La Suprema Corte, investita della questione, preliminarmente richiama i principi di diritto affermati dalle SS.UU. nella nota sentenza n°18287 del 2018:
- “all’assegno divorzile in favore dell’ex coniuge deve attribuirsi, oltre alla natura assistenziale, anche natura perequativo-compensativa, che discende direttamente dalla declinazione del principio costituzionale di solidarietà, e conduce al riconoscimento di un contributo volto a consentire al coniuge richiedente non il conseguimento dell’autosufficienza economica sulla base di un parametro astratto, bensì il raggiungimento in concreto di un livello reddituale adeguato al contributo fornito nella realizzazione della vita familiare, in particolare tenendo conto delle aspettative professionali sacrificate”;
- “la funzione equilibratrice del reddito degli ex coniugi, anch’essa assegnata dal legislatore all’assegno divorzile, non è finalizzata alla ricostituzione del tenore di vita endoconiugale, ma al riconoscimento del ruolo e del contributo fornito dall’ex coniuge economicamente più debole alla formazione del patrimonio della famiglia e di quello personale degli ex coniugi”;
- “il riconoscimento dell’assegno di divorzio in favore dell’ex coniuge, cui deve attribuirsi una funzione assistenziale ed in pari misura compensativa e perequativa, ai sensi della n. 898 del 1970,art. 5, comma 6, richiede l’accertamento dell’inadeguatezza dei mezzi dell’ex coniuge istante, e dell’impossibilità di procurarseli per ragioni oggettive, applicandosi i criteri equiordinati di cui alla prima parte della norma, i quali costituiscono il parametro cui occorre attenersi per decidere sia sulla attribuzione sia sulla quantificazione dell’assegno. Il giudizio dovrà essere espresso, in particolare, alla luce di una valutazione comparativa delle condizioni economico-patrimoniali delle parti, in considerazione del contributo fornito dal richiedente alla conduzione della vita familiare ed alla formazione del patrimonio comune, nonchè di quello personale di ciascuno degli ex coniugi, in relazione alla durata del matrimonio ed all’età dell’avente diritto”.

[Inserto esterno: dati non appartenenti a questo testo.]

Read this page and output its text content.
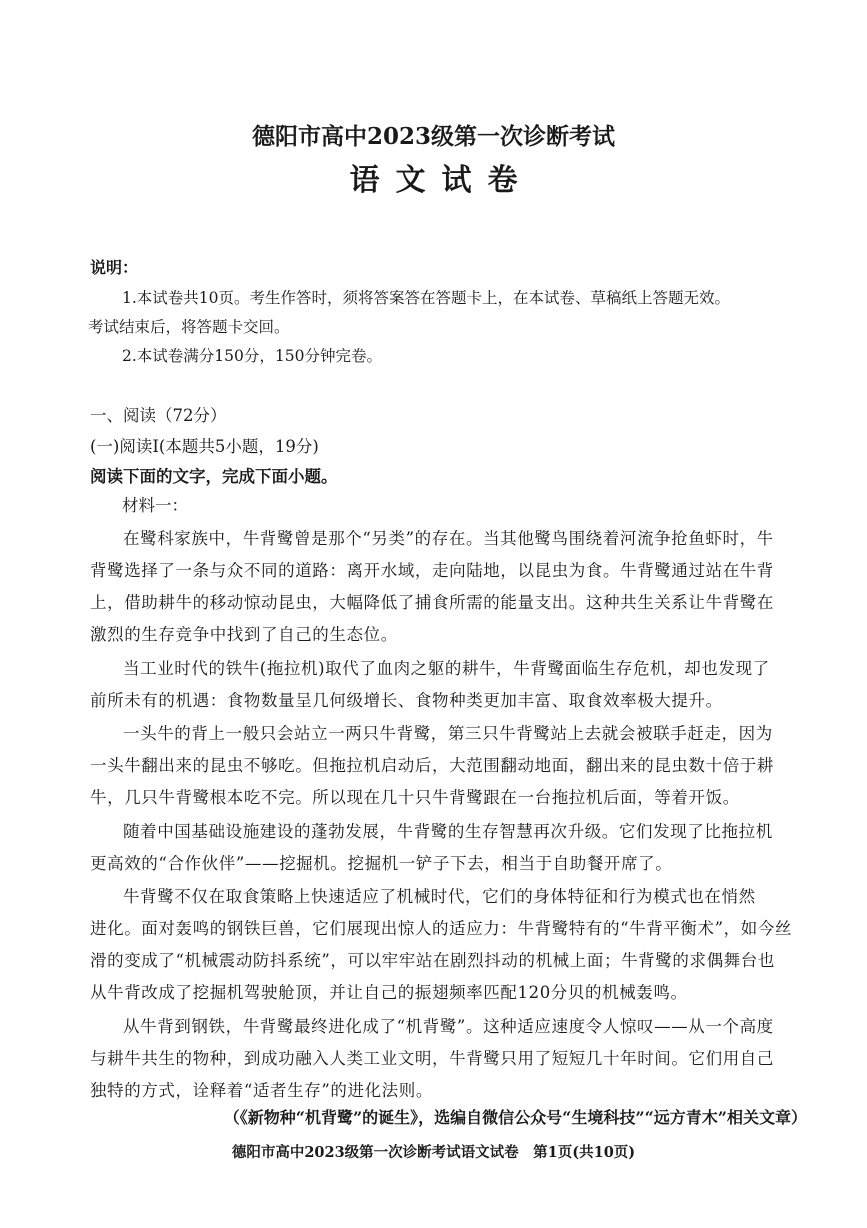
德阳市高中2023级第一次诊断考试
语文试卷
说明：
1.本试卷共10页。考生作答时，须将答案答在答题卡上，在本试卷、草稿纸上答题无效。
考试结束后，将答题卡交回。
2.本试卷满分150分，150分钟完卷。
一、阅读（72分）
(一)阅读Ⅰ(本题共5小题，19分)
阅读下面的文字，完成下面小题。
材料一：
在鹭科家族中，牛背鹭曾是那个“另类”的存在。当其他鹭鸟围绕着河流争抢鱼虾时，牛
背鹭选择了一条与众不同的道路：离开水域，走向陆地，以昆虫为食。牛背鹭通过站在牛背
上，借助耕牛的移动惊动昆虫，大幅降低了捕食所需的能量支出。这种共生关系让牛背鹭在
激烈的生存竞争中找到了自己的生态位。
当工业时代的铁牛(拖拉机)取代了血肉之躯的耕牛，牛背鹭面临生存危机，却也发现了
前所未有的机遇：食物数量呈几何级增长、食物种类更加丰富、取食效率极大提升。
一头牛的背上一般只会站立一两只牛背鹭，第三只牛背鹭站上去就会被联手赶走，因为
一头牛翻出来的昆虫不够吃。但拖拉机启动后，大范围翻动地面，翻出来的昆虫数十倍于耕
牛，几只牛背鹭根本吃不完。所以现在几十只牛背鹭跟在一台拖拉机后面，等着开饭。
随着中国基础设施建设的蓬勃发展，牛背鹭的生存智慧再次升级。它们发现了比拖拉机
更高效的“合作伙伴”——挖掘机。挖掘机一铲子下去，相当于自助餐开席了。
牛背鹭不仅在取食策略上快速适应了机械时代，它们的身体特征和行为模式也在悄然
进化。面对轰鸣的钢铁巨兽，它们展现出惊人的适应力：牛背鹭特有的“牛背平衡术”，如今丝
滑的变成了“机械震动防抖系统”，可以牢牢站在剧烈抖动的机械上面；牛背鹭的求偶舞台也
从牛背改成了挖掘机驾驶舱顶，并让自己的振翅频率匹配120分贝的机械轰鸣。
从牛背到钢铁，牛背鹭最终进化成了“机背鹭”。这种适应速度令人惊叹——从一个高度
与耕牛共生的物种，到成功融入人类工业文明，牛背鹭只用了短短几十年时间。它们用自己
独特的方式，诠释着“适者生存”的进化法则。
（《新物种“机背鹭”的诞生》，选编自微信公众号“生境科技”“远方青木”相关文章）
德阳市高中2023级第一次诊断考试语文试卷　第1页(共10页)
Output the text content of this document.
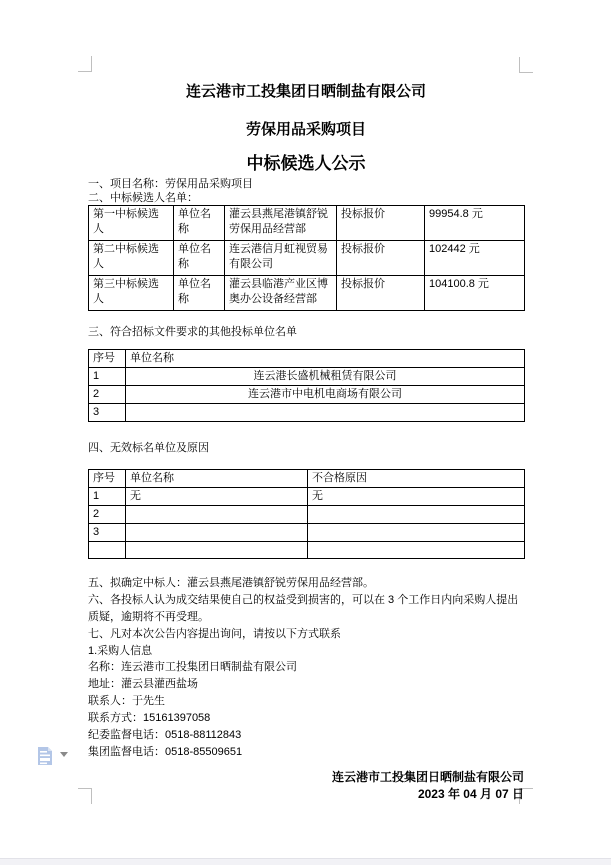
连云港市工投集团日晒制盐有限公司
劳保用品采购项目
中标候选人公示
一、项目名称：劳保用品采购项目
二、中标候选人名单：
第一中标候选人	单位名称	灌云县燕尾港镇舒锐劳保用品经营部	投标报价	99954.8 元
第二中标候选人	单位名称	连云港信月虹视贸易有限公司	投标报价	102442 元
第三中标候选人	单位名称	灌云县临港产业区博奥办公设备经营部	投标报价	104100.8 元
三、符合招标文件要求的其他投标单位名单
序号	单位名称
1	连云港长盛机械租赁有限公司
2	连云港市中电机电商场有限公司
3	
四、无效标名单位及原因
序号	单位名称	不合格原因
1	无	无
2		
3		

五、拟确定中标人：灌云县燕尾港镇舒锐劳保用品经营部。
六、各投标人认为成交结果使自己的权益受到损害的，可以在 3 个工作日内向采购人提出质疑，逾期将不再受理。
七、凡对本次公告内容提出询问，请按以下方式联系
1.采购人信息
名称：连云港市工投集团日晒制盐有限公司
地址：灌云县灌西盐场
联系人：于先生
联系方式：15161397058
纪委监督电话：0518-88112843
集团监督电话：0518-85509651
连云港市工投集团日晒制盐有限公司
2023 年 04 月 07 日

La Corte trasteverina, rileva altresì che “…la mancata richiesta di assegno di mantenimento in sede di separazione non preclude di certo il suo riconoscimento in sede divorzile, ma può rappresentare un valido indice di riferimento nella misura in cui appaia idoneo a fornire utili elementi di valutazione relativi alle condizioni economiche dei coniugi”.
Alla luce di quanto sopra la Suprema Corte cassa pertanto il provvedimento della Corte d’Appello, per i dovuti accertamenti, alla luce dei principi sopra richiamati.